さて、思うと想うの使い分けはさほど難しくありませんでしたが、憶う、はどうでしょうか。実は今では億う、という用法はほとんどなされていません。逆に言えば、「憶う」を文中に使用すると一味違った文体になるので、どんどん使ってみましょう。 以下が使用例です。 あの日の出来事を憶う。 故郷の地平線を憶う。 どちらも「忘れないで思う」事柄です。

思うと想うと念うこと

ここまで思う、想う、憶う、をご紹介しましたが、「念う」という表現はご存知ですか。
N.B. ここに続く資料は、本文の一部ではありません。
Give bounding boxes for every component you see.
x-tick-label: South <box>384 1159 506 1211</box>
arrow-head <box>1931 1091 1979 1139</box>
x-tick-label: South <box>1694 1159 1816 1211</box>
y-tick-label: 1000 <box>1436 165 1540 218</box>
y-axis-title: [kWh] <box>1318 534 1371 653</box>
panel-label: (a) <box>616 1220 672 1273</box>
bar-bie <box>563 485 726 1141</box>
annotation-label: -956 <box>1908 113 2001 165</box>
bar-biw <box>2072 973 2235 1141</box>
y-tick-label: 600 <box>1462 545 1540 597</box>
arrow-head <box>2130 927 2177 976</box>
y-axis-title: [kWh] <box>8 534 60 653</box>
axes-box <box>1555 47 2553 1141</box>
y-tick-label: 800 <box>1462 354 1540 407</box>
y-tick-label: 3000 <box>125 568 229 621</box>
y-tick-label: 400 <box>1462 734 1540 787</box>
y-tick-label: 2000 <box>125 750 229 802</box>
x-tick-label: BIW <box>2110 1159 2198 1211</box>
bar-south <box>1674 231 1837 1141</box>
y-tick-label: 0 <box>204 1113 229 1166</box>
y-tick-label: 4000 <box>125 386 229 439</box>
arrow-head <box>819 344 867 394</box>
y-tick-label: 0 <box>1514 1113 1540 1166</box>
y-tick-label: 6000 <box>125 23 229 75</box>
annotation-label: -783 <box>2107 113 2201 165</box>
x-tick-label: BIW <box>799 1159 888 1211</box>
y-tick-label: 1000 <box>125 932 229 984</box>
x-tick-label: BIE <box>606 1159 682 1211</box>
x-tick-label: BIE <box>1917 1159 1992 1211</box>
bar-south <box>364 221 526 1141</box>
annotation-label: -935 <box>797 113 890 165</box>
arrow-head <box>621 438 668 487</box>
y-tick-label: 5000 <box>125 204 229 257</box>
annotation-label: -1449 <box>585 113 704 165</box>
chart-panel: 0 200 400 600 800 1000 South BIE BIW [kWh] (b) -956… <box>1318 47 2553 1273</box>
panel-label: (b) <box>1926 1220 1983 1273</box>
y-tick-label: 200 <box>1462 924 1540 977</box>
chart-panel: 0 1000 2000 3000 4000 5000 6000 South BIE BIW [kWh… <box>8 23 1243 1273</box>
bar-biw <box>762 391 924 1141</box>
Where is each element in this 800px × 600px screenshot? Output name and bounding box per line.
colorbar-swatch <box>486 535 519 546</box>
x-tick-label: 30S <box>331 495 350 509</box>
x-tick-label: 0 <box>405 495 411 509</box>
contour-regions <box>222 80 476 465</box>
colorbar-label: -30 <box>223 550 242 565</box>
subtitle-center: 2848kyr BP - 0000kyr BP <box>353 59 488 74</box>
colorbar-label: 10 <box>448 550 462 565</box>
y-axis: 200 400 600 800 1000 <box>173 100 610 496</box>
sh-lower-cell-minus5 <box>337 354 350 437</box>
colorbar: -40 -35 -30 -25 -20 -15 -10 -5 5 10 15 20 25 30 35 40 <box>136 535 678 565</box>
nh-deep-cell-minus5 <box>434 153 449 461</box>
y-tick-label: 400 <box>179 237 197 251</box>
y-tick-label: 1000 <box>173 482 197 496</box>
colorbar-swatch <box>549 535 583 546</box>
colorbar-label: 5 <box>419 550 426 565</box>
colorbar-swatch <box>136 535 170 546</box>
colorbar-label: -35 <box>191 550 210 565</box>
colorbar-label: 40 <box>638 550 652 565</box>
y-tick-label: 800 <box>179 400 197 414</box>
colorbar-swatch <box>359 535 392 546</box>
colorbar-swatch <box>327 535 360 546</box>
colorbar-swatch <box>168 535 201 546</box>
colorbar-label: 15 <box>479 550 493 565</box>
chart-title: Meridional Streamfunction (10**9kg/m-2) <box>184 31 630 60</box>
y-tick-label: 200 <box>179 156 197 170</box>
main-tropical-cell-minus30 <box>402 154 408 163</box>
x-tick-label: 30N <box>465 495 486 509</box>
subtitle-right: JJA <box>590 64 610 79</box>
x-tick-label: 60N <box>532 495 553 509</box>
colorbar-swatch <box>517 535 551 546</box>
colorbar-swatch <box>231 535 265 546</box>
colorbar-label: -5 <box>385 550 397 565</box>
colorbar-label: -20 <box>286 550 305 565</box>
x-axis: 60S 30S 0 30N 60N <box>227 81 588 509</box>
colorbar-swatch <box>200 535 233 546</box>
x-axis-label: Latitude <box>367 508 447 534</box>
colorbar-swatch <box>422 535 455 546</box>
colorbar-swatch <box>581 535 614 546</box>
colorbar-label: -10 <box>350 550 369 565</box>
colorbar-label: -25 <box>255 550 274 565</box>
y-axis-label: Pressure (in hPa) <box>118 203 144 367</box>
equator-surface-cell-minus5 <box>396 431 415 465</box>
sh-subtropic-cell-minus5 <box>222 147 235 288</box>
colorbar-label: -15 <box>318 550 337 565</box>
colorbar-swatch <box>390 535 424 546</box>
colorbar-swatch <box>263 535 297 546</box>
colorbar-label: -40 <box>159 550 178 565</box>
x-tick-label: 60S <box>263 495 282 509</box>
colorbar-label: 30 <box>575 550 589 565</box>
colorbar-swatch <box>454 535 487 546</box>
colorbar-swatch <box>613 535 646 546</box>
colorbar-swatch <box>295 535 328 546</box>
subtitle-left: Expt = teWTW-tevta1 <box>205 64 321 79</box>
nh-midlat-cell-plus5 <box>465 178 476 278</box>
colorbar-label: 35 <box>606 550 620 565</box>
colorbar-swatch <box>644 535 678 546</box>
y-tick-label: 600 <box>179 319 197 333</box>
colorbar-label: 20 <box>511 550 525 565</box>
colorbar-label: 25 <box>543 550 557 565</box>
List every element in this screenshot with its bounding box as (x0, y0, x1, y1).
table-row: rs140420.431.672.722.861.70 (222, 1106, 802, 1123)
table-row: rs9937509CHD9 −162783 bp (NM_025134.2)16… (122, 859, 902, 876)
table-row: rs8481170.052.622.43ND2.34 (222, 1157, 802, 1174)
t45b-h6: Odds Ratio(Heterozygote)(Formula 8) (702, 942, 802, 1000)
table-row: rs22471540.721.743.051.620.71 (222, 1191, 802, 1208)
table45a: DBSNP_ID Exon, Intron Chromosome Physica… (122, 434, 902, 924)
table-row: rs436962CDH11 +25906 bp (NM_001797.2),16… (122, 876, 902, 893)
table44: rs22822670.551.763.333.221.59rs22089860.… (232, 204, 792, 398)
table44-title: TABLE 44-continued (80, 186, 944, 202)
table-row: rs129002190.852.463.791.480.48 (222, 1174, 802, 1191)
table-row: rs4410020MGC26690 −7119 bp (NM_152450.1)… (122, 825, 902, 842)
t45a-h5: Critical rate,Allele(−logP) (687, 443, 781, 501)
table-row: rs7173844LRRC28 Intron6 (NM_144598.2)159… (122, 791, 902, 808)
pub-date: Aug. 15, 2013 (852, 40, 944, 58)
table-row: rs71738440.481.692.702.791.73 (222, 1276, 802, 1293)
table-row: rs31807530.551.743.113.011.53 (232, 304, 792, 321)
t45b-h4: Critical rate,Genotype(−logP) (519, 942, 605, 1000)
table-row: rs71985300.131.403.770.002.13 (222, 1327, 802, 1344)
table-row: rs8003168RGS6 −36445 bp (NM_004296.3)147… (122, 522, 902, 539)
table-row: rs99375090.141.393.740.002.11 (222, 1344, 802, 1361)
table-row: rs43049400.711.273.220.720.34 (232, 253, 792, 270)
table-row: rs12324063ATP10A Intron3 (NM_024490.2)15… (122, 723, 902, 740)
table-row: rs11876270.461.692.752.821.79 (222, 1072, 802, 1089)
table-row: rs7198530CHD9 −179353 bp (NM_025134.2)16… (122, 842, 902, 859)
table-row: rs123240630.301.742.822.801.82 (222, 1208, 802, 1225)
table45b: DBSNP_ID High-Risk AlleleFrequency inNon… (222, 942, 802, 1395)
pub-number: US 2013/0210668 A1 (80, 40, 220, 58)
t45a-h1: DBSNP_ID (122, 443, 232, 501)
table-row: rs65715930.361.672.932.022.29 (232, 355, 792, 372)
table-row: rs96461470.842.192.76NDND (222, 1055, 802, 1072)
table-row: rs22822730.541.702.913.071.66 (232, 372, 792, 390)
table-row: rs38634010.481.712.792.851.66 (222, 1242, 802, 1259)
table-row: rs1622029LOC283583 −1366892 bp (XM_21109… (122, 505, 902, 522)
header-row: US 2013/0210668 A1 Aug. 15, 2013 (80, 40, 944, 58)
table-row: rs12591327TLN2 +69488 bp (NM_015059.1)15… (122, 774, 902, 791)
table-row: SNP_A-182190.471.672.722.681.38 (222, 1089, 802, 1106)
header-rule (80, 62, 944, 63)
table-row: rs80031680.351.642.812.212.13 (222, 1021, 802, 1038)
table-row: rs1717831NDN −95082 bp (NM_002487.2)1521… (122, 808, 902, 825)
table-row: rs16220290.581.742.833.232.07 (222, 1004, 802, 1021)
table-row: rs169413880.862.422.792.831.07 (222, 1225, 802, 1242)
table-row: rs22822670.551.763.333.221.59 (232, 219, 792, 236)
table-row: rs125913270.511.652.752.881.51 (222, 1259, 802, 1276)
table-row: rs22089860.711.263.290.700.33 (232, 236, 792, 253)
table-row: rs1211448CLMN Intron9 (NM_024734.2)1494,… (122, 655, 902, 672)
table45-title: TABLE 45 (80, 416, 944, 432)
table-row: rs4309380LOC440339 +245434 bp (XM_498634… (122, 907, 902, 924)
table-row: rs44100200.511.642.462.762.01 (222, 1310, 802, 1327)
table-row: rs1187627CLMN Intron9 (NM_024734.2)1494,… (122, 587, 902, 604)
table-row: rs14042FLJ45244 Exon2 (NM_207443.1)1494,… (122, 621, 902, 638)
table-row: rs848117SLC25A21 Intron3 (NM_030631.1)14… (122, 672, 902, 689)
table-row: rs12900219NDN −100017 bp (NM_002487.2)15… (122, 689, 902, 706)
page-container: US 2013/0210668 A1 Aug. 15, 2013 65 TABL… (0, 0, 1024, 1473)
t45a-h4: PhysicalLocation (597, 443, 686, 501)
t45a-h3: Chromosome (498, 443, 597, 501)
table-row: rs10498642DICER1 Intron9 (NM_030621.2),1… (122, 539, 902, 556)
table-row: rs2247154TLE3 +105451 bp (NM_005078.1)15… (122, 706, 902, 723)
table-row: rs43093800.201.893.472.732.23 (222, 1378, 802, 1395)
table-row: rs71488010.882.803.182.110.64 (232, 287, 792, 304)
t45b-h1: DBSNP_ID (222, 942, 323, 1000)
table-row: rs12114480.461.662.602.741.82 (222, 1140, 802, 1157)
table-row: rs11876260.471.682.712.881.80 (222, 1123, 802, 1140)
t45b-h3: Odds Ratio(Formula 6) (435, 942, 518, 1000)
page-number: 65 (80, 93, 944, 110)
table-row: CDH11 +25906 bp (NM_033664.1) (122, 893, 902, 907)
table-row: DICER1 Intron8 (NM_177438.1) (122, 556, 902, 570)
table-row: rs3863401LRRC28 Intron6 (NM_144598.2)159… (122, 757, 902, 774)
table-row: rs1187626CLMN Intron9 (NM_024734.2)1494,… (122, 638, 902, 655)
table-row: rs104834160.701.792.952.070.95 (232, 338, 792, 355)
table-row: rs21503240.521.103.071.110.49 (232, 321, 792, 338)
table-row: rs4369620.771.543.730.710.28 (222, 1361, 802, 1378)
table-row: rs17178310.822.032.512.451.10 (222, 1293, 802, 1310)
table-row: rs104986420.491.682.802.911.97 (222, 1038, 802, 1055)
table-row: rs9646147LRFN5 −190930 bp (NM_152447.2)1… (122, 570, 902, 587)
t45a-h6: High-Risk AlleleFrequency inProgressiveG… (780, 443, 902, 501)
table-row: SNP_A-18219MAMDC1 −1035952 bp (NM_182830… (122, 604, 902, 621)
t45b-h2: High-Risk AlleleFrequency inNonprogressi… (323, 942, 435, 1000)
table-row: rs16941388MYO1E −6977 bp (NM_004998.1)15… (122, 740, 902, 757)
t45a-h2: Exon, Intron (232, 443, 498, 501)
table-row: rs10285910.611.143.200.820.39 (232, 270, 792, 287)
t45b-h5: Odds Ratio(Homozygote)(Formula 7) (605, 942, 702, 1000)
現代ではほとんど見られない使い方のように感じますが、「念う」は「念」という字を訓読みしています。 では「念」とはどのような場面で使用しますか。執念、畏敬の念、念のため、などがあります。これらはすべて強い感情を帯びています。 憎悪の念、というふうに聞くとものすごく強い怨恨を感じます。近年ではほとんど使われない「念う」ですが、強い「念」を表したいときに使ってみると効果的です。

「おもう」こと

さて、これまでいろんな「おもい」を見てきました。いかがだったでしょうか。 思い、想い、憶い、念い、など見慣れない「おもい」もありましたが、どれも深く「おもうこと」につながっています。一度、その言葉が持つ意味を見直してみると、より深く「おもう」ことができるでしょう。